Monday, January 26, 2009

How To Talk About Books You Haven’t Read

A READER WRITES: “I recommend that Chris reads 'How To Talk About Books You Haven’t Read' by Pierre Bayard. I thought it was a great book.

BB SAYS: Yes, that’s a good little read, and it addresses many of the issues that Chris raises in his post, such as why people pretend to like books that they do not really like, and why they pretend to have read books that they have not really read. Pierre Bayard is a French academic who teaches literature at universities for a living. He gives lectures on Proust, even though he says he has only ever skimmed through In Search of Lost Time. He says he frequently pontificates about Joyce’s Ulysses, even though he has never read it. He says that not having read a book is not necessarily any reason not to talk about it or not to have an opinion about it.

As a general rule, we can divide human beings into those who read too little and those who read too much. Often we don’t give due consideration to the problem of reading too much. The philosopher Schopenhauer once said that reading can frequently become a substitute for thinking. Reading can also damage your imagination and creativity – how many great writers from history have PhDs in Literature? A scholar has been defined as: someone who gets paid to read the books that are too boring for the rest of us to read. In general, I try to follow Flaubert’s advice: read in order to live.

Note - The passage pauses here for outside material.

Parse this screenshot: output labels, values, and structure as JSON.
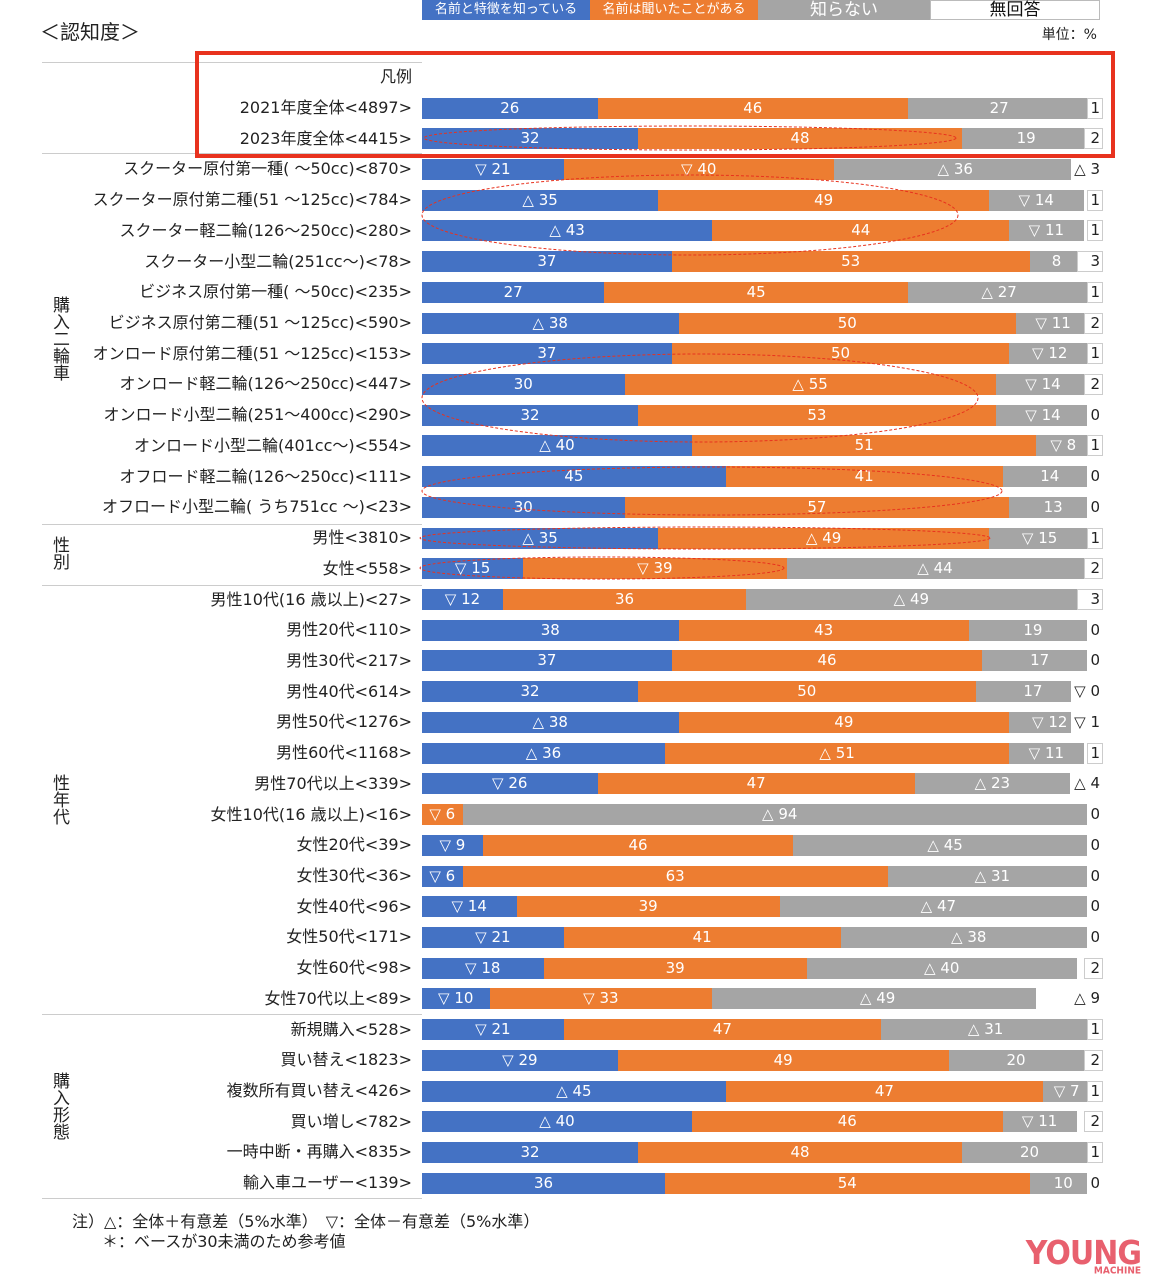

(Confession to my readers: I have not actually read How To Talk About Books You Haven’t Read by Pierre Bayard, but readers will note how this did not prevent me from discussing it knowledgeably and intelligently).

1 comment:

  1. Is it true that BB got an A in his inter-cert (Irish state exam take by 15 year olds) English language exam in which he answered questions on a Jane Austin novel which he had never read?